The Electric Prunes, though, being creative musicians but not necessarily the fastest interpreters of unfamiliar musical scores (and only one of them read charts), found themselves being sidelined by session musicians, hired by David Hassinger just three hours into the first day of the week-long session for the album. It turned out that the band didn't even own their own name and could be replaced with whoever he chose to employ for their records. By this time, however, they had already laid down tracks for the three songs on Side One, Kyrie Eleison, Gloria and Credo, which doesn't seem a bad rate for three hours work. Kyrie Eleison, it seems, had been completed, whilst reports vary as to how much of the other two feature the original band. However Jim Lowe and Mark Tulin's chant-like vocals feature throughout the whole album, augmented by Bill Henderson (brought in from the Collectors, a Canadian band also managed by David Hassinger). The rhythm section of Mark Tulin (bass) and Michael "Quint" Weakley (drums) was also retained for the whole album.

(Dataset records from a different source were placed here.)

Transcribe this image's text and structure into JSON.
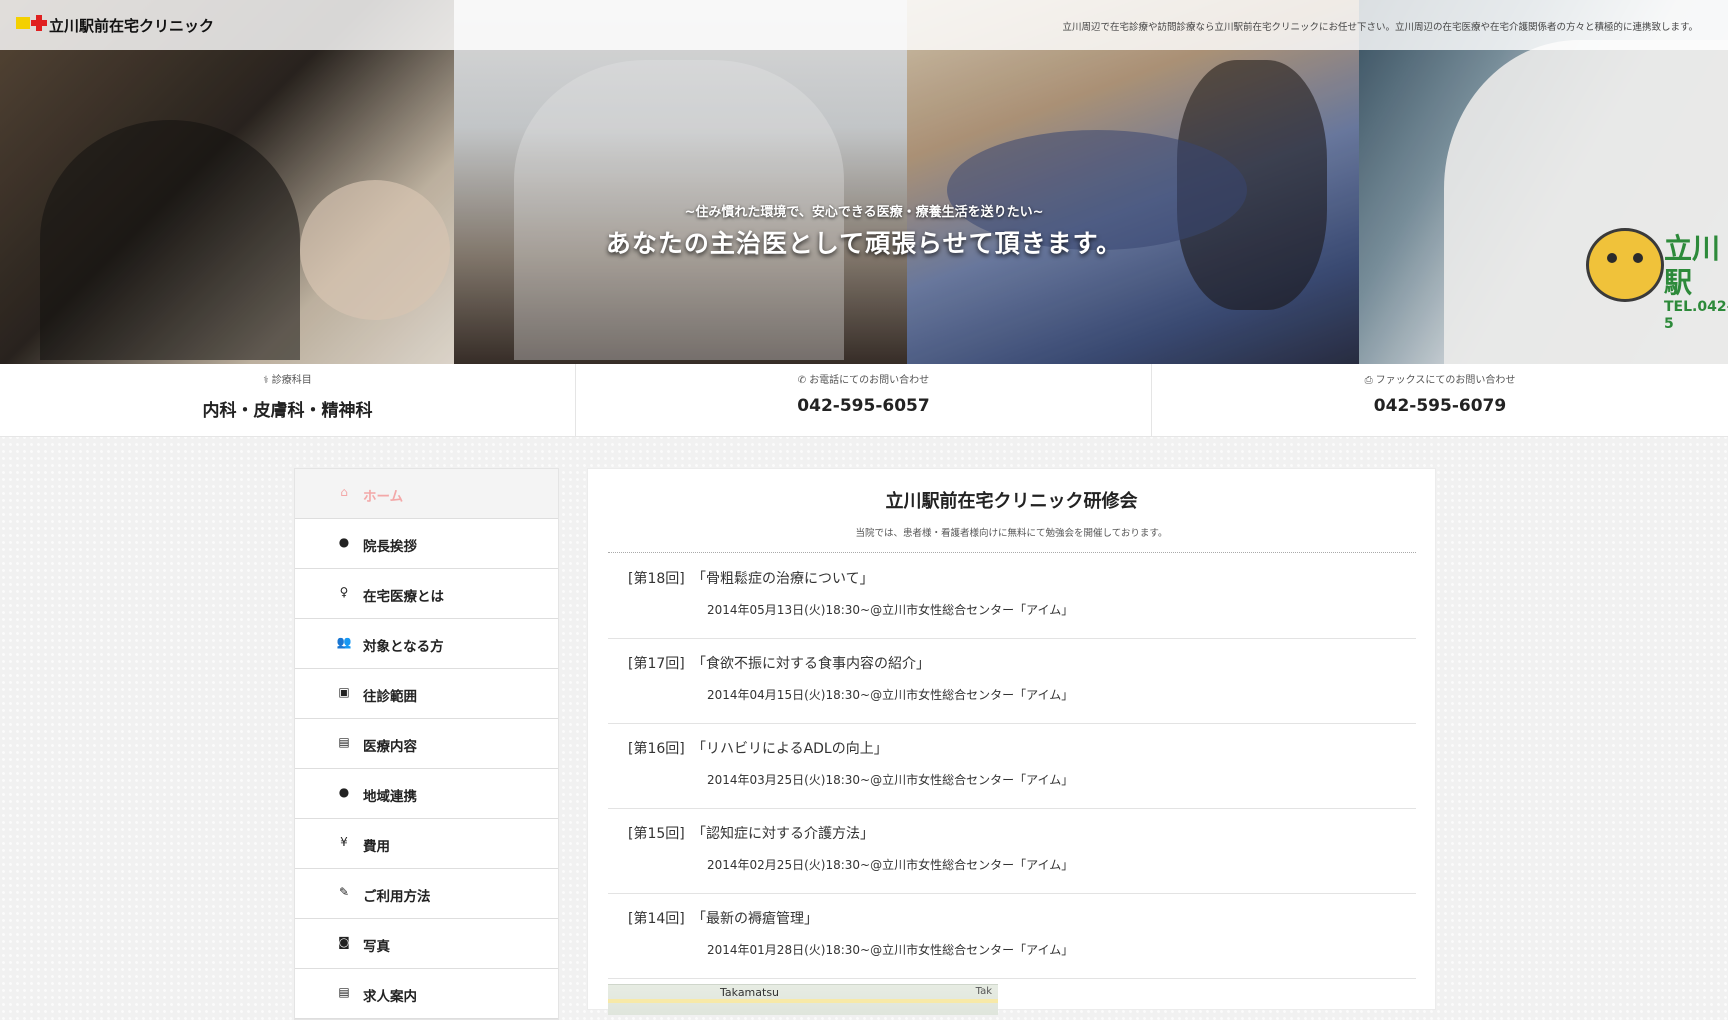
{
  "header": {
    "site_name": "立川駅前在宅クリニック",
    "tagline": "立川周辺で在宅診療や訪問診療なら立川駅前在宅クリニックにお任せ下さい。立川周辺の在宅医療や在宅介護関係者の方々と積極的に連携致します。"
  },
  "hero": {
    "subtitle": "~住み慣れた環境で、安心できる医療・療養生活を送りたい~",
    "headline": "あなたの主治医として頑張らせて頂きます。",
    "car_text": "立川駅",
    "car_tel": "TEL.042-5"
  },
  "info": {
    "departments_label": "診療科目",
    "departments_value": "内科・皮膚科・精神科",
    "phone_label": "お電話にてのお問い合わせ",
    "phone_value": "042-595-6057",
    "fax_label": "ファックスにてのお問い合わせ",
    "fax_value": "042-595-6079"
  },
  "sidebar": {
    "items": [
      {
        "label": "ホーム",
        "icon": "home-icon",
        "glyph": "⌂"
      },
      {
        "label": "院長挨拶",
        "icon": "comment-icon",
        "glyph": "●"
      },
      {
        "label": "在宅医療とは",
        "icon": "lightbulb-icon",
        "glyph": "♀"
      },
      {
        "label": "対象となる方",
        "icon": "users-icon",
        "glyph": "👥"
      },
      {
        "label": "往診範囲",
        "icon": "ambulance-icon",
        "glyph": "▣"
      },
      {
        "label": "医療内容",
        "icon": "medkit-icon",
        "glyph": "▤"
      },
      {
        "label": "地域連携",
        "icon": "globe-icon",
        "glyph": "●"
      },
      {
        "label": "費用",
        "icon": "yen-icon",
        "glyph": "¥"
      },
      {
        "label": "ご利用方法",
        "icon": "pencil-icon",
        "glyph": "✎"
      },
      {
        "label": "写真",
        "icon": "camera-icon",
        "glyph": "◙"
      },
      {
        "label": "求人案内",
        "icon": "document-icon",
        "glyph": "▤"
      }
    ]
  },
  "main": {
    "title": "立川駅前在宅クリニック研修会",
    "subtitle": "当院では、患者様・看護者様向けに無料にて勉強会を開催しております。",
    "lectures": [
      {
        "no": "[第18回]",
        "title": "「骨粗鬆症の治療について」",
        "date": "2014年05月13日(火)18:30~@立川市女性総合センター「アイム」"
      },
      {
        "no": "[第17回]",
        "title": "「食欲不振に対する食事内容の紹介」",
        "date": "2014年04月15日(火)18:30~@立川市女性総合センター「アイム」"
      },
      {
        "no": "[第16回]",
        "title": "「リハビリによるADLの向上」",
        "date": "2014年03月25日(火)18:30~@立川市女性総合センター「アイム」"
      },
      {
        "no": "[第15回]",
        "title": "「認知症に対する介護方法」",
        "date": "2014年02月25日(火)18:30~@立川市女性総合センター「アイム」"
      },
      {
        "no": "[第14回]",
        "title": "「最新の褥瘡管理」",
        "date": "2014年01月28日(火)18:30~@立川市女性総合センター「アイム」"
      }
    ],
    "map_label": "Takamatsu",
    "map_label2": "Tak"
  },
  "colors": {
    "active_nav": "#f3a8a8",
    "logo_red": "#e02020",
    "logo_yellow": "#f4d000"
  }
}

Session men involved included Richie Podolor, a guitarist who was also an engineer, and who owned the American Sound Studios where the album was made. A veteran of surf bands, he had also stood in for Chocolate Watch Band musicians on a number of their records. He and Bill Henderson replaced the Prunes' guitarists Ken Williams and Mike Gannon on most of the tracks, using Kyrie Eleison as the model for the style of further recording. Top L.A. session jazz player Don Randi added keyboards, and a cello quartet and french horn quartet completed the ensemble.

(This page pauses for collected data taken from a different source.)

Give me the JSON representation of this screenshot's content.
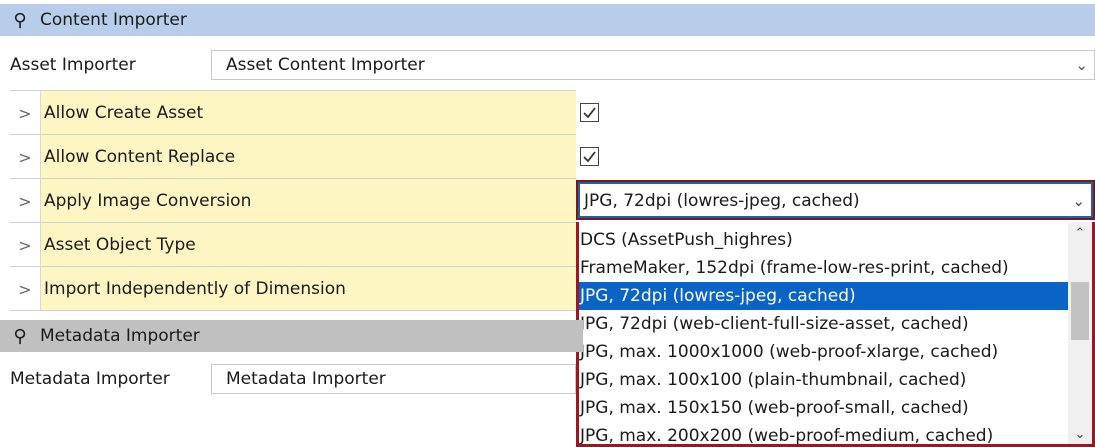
{
  "content_importer": {
    "section_title": "Content Importer",
    "pin_icon": "pin-icon",
    "asset_importer_label": "Asset Importer",
    "asset_importer_value": "Asset Content Importer",
    "header_color": "#b7cde9"
  },
  "properties": [
    {
      "label": "Allow Create Asset",
      "value_type": "checkbox",
      "checked": true
    },
    {
      "label": "Allow Content Replace",
      "value_type": "checkbox",
      "checked": true
    },
    {
      "label": "Apply Image Conversion",
      "value_type": "combo",
      "value": "JPG, 72dpi (lowres-jpeg, cached)"
    },
    {
      "label": "Asset Object Type",
      "value_type": "none"
    },
    {
      "label": "Import Independently of Dimension",
      "value_type": "none"
    }
  ],
  "dropdown": {
    "options": [
      "DCS (AssetPush_highres)",
      "FrameMaker, 152dpi (frame-low-res-print, cached)",
      "JPG, 72dpi (lowres-jpeg, cached)",
      "JPG, 72dpi (web-client-full-size-asset, cached)",
      "JPG, max. 1000x1000 (web-proof-xlarge, cached)",
      "JPG, max. 100x100 (plain-thumbnail, cached)",
      "JPG, max. 150x150 (web-proof-small, cached)",
      "JPG, max. 200x200 (web-proof-medium, cached)"
    ],
    "selected_index": 2,
    "selection_color": "#0a64c8",
    "highlight_border_color": "#a0151f"
  },
  "metadata_importer": {
    "section_title": "Metadata Importer",
    "label": "Metadata Importer",
    "value": "Metadata Importer"
  }
}
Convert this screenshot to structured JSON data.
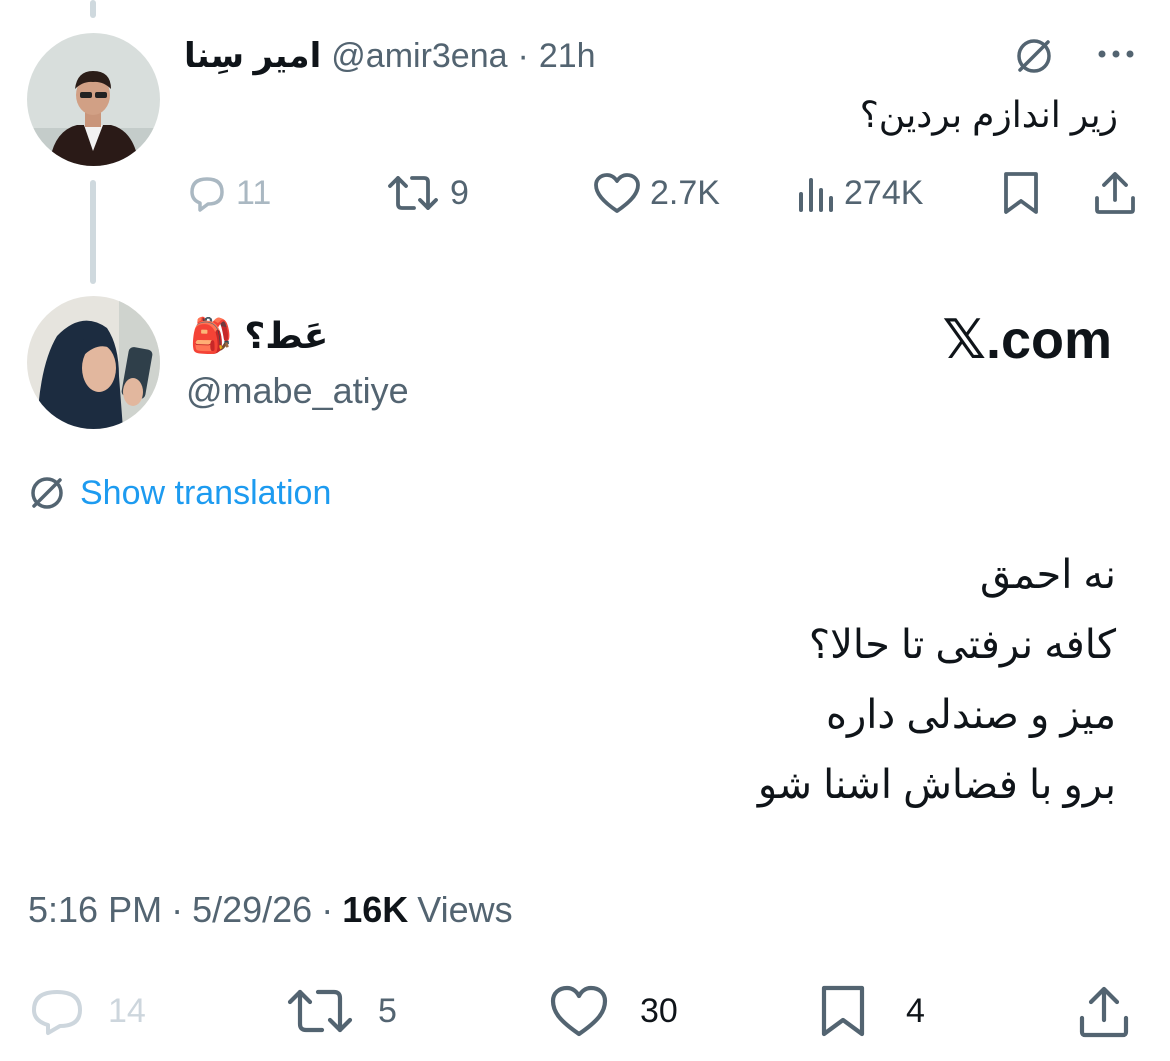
{
  "parent_tweet": {
    "author_name": "امیر سِنا",
    "handle": "@amir3ena",
    "separator": "·",
    "time": "21h",
    "text": "زیر اندازم بردین؟",
    "stats": {
      "replies": "11",
      "retweets": "9",
      "likes": "2.7K",
      "views": "274K"
    },
    "icons": [
      "translate-icon",
      "more-icon",
      "reply-icon",
      "retweet-icon",
      "like-icon",
      "views-icon",
      "bookmark-icon",
      "share-icon"
    ]
  },
  "main_tweet": {
    "author_name": "عَط؟",
    "author_emoji": "🎒",
    "handle": "@mabe_atiye",
    "watermark": "𝕏.com",
    "show_translation": "Show translation",
    "text_lines": [
      "نه احمق",
      "کافه نرفتی تا حالا؟",
      "میز و صندلی داره",
      "برو با فضاش اشنا شو"
    ],
    "meta": {
      "time": "5:16 PM",
      "sep1": "·",
      "date": "5/29/26",
      "sep2": "·",
      "views_count": "16K",
      "views_label": "Views"
    },
    "stats": {
      "replies": "14",
      "retweets": "5",
      "likes": "30",
      "bookmarks": "4"
    }
  },
  "colors": {
    "text": "#0f1419",
    "secondary": "#536471",
    "link": "#1d9bf0",
    "thread_line": "#cfd9de",
    "disabled": "#aab8c2"
  }
}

The resulting half-hour of six tracks didn't sell particularly at the time, but has stood the test of time surprisingly well. The Gregorian monk-like Latin vocals and fluid guitar work in the setting of a large ensemble flow with ethereal ease. It may have been conceived as a gimmick, a hip religious record for the kids, more in the service of Mammon than any higher calling, but it worked; for which credit is due to David Axelrod's composition. Ironically, the most successful and best known piece from the record is Kyrie Eleison, on which all Electric Prunes play, without added strings and brass, following its use in the soundtrack of the cult 1969 film Easy Rider, and on its successful album tie-in.

However, if you know the Prunes from their I Had Too Much To Dream Last Night period, take note that this is something very different both in concept and execution."